Use 64-bit Python instead.

On Mon., May 25, 2020, 13:32 Jose A. Vega, notifications@github.com wrote:

Hey! I know this is an old thread but I just installed Python 3.8, Tesseract 5.0.0, Ghostscript, pngquant, and ocrmypdf. When I execute ocrmypdf --help, I get the following:

File "c:\users\javegaa\appdata\local\programs\python\python38-32\lib\runpy.py", line 194, in _run_module_as_main return _run_code(code, main_globals, None, File "c:\users\javegaa\appdata\local\programs\python\python38-32\lib\runpy.py", line 87, in _run_code exec(code, run_globals) File "C:\Users\javegaa\AppData\Local\Programs\Python\Python38-32\Scripts\ocrmypdf.exe__main.py", line 5, in File "c:\users\javegaa\appdata\local\programs\python\python38-32\lib\site-packages\ocrmypdf\init__.py", line 18, in from . import helpers, hocrtransform, leptonica, pdfa, pdfinfo File "c:\users\javegaa\appdata\local\programs\python\python38-32\lib\site-packages\ocrmypdf\leptonica.py", line 70, in lept = ffi.dlopen(_libpath) OSError: cannot load library 'C:\Program Files\Tesseract-OCR\liblept-5.dll': error 0xc1

Thanks for the help, really appreciate this.

— You are receiving this because you were mentioned.

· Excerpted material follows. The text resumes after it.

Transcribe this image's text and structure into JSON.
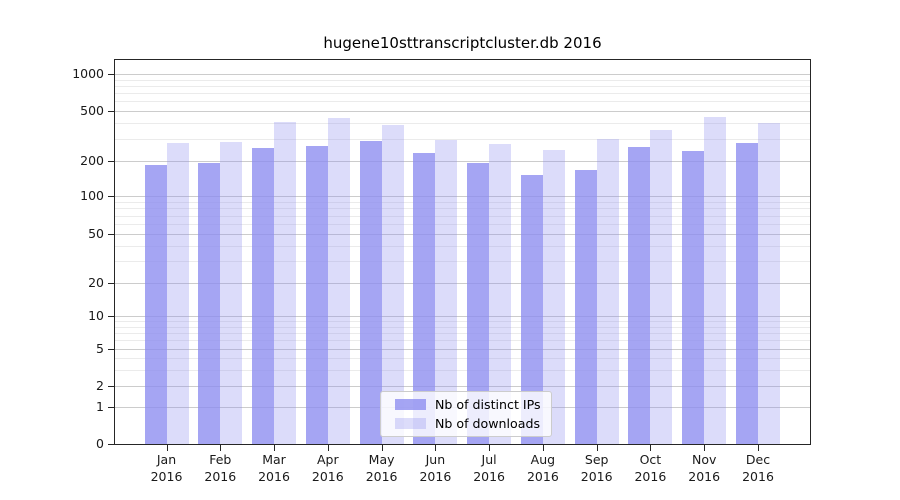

Reply to this email directly, view it on GitHub https://github.com/jbarlow83/OCRmyPDF/issues/455#issuecomment-633708439, or unsubscribe https://github.com/notifications/unsubscribe-auth/AAN5YMYPE5Y2PBKYW7GGRLTRTLIWNANCNFSM4JMYDTLA .

GouravDataAnalyst commented 4 years ago

import ocrmypdf Traceback (most recent call last):

File "", line 1, in import ocrmypdf

File "C:\Users\22252\AppData\Roaming\Python\Python38\site-packages\ocrmypdf__init__.py", line 10, in from ocrmypdf import helpers, hocrtransform, leptonica, pdfa, pdfinfo

File "C:\Users\22252\AppData\Roaming\Python\Python38\site-packages\ocrmypdf\leptonica.py", line 62, in lept = ffi.dlopen(_libpath) OSError: cannot load library 'D:\OCR\Tesseract-OCR\liblept-5.dll': error 0x7f

Please let me know how to fix this ??

StudioEtrange commented 3 years ago

when installing tesseract from conda package, leptonica is installed but on windows the name is leptonica-x.x.x.dll not the way it is spelled in leptonica.py

Maybe instead of list all fashion of how leptonica lib could be written, is there another way to test it ? I do not know

but now, on windows I can not use ocrmypdf on windows with conda or mamba env.

https://anaconda.org/conda-forge/leptonica https://github.com/conda-forge/leptonica-feedstock

jbarlow83 commented 2 years ago

leptonica is not longer a dependency - this should resolve the remaining Windows issues.